İsmet Paşa, konuşmasında Musul üzerinde hak iddia ederken, siyasi, tarihi, coğrafi, ekonomik, askeri nedenleri anlatmış; ancak tezinin esasını "sosyal ve ırki" nedenlere dayandırmıştır...
O sıralarda, Musul Vilayeti'nin nüfusu(Süleymaniye, Kerkük ve Musul-Merkez sancağı), toplam 503.000'di; bunun 146.960'ı Türk, 263.000'i Kürt ve 43.210'u da Arap'tı... İsmet Paşa tezini kuvvetlendirmek için Süleymaniye ve Kerkük sancaklarında "Arap" unsurunun az olduğunu; ayrıca, Türkler ile Kürtlerin "kardeş" ve "ırkdaş" olduğunu ileri sürerek bir çoğunluk elde etmek istedi...(2)
İngilizler, İsmet Paşa'nın verdiği sayıları kabul eder gibi göründüler; ancak, Türkiye Türkleri ile Musul'daki Türklerin farklı olduğunu; Kürtlerin de İran kökenli ayrı bir ırk olduğunu ileri sürerek İsmet Paşa'nın tezini çürütmek istediler.

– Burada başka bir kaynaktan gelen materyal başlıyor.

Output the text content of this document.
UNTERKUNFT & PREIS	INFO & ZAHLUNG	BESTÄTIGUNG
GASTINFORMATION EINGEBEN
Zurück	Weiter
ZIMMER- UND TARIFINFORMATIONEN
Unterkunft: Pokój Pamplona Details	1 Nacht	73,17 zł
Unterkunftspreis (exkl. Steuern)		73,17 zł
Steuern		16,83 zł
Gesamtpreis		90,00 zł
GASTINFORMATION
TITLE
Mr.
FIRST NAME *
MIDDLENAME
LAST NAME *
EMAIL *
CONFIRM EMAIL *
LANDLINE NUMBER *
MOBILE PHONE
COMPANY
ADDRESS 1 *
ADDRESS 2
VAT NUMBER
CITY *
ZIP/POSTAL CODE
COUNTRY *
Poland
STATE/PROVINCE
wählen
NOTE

Bunun üzerine İsmet Paşa, tezini biraz daha ileri götürdü ve Kürtlerin de "Turani"(x) olduklarını ve etnik olarak da Musul'un etnik açıdan Türkiye'ye ait olduğunu anlatmaya çalıştı... Bunu kabul eden İngilizler, bu kez de, "Basra, Bağdat ve Musul vilayetlerini çoğunluğu Arap olan bölünmez bir bütün olduğunu" ileri sürdüler... İsmet Paşa da, Musul Vilayeti'nin, toprağın yapısı ve iklim yönünden de, Irak'ın değil; Anadolu'nun bir parçası olduğunu söyledi...
Bu karşılıklı iddialar sürüp durdu... Sonunda, İngilizler son kozlarını öne sürdü; Kürtlerin, Türklerle bir arada yaşamak istemediklerini ve İngilizlerin aksine, Türk Hükümeti'nin "Kürtlere özerklik" verme niyetlerinin olmadığını iddia ettiler.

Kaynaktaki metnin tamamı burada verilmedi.